A comparable effect can be achieved according to FIG. 4 by a wedge-shaped design of the cover film ( 11 ) similar to that of roof shingles. The photovoltaic ( 12 ) is located directly under the cover film inclined in the direction of sunlight ( 10 ). The pressure on the cover sheet can be done with the help of compressed air similar to Fig. 2 or with the help of extremely lightweight hard foam wedges ( 13 ), so that finally almost only the bottom sheet is immersed in sea water.

Claims (4)

1. Maritime, floating in sea water solar film system, consisting of egg ner plastic, transparent cover film and a lower bottom film, between which an elastic, the photovoltaic carrier film is welded or glued watertight, characterized in that between the individual films remain in the inner spaces . 2. Maritime solar film system according to claim 1, characterized in that the spaces between the foils using z.
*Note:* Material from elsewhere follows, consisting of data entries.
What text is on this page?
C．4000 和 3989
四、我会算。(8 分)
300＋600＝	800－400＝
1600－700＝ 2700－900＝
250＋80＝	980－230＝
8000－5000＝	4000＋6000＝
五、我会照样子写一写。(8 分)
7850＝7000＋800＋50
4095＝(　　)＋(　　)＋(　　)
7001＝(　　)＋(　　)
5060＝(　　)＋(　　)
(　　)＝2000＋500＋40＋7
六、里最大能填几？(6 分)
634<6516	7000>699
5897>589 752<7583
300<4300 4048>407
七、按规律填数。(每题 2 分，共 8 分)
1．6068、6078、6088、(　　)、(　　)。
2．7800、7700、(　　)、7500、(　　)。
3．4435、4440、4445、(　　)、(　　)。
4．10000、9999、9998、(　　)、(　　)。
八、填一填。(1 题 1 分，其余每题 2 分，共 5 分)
B. compressed air to thereby float the solar collector on the surface of the To facilitate sea water and in the event of a collision between sea vehicles and to be able to dampen the impact of the foil carpet. 3. Maritime solar film system according to claim 1, characterized in that to fill the space between the cover and photovoltaic carrier film a liquid lighter than water such as B. alcohol is used, this filled Interspace has the shape of an optical converging lens, with the help of which Regardless of the position of the sun, the sunlight on the photovoltaically active Layer is concentrated. 4. Maritime solar film system, characterized in that the cover film is similar Roof tiles are a large collector surface that is oriented at an angle to the sunlight forms, on the inside of which the photovoltaically active layer is arranged, wherein either compressed air between the carrier and the flat-lying bottom film or a Wedge z. B. made of hard, light foam for close contact between the carrier film and the inside of the cover film.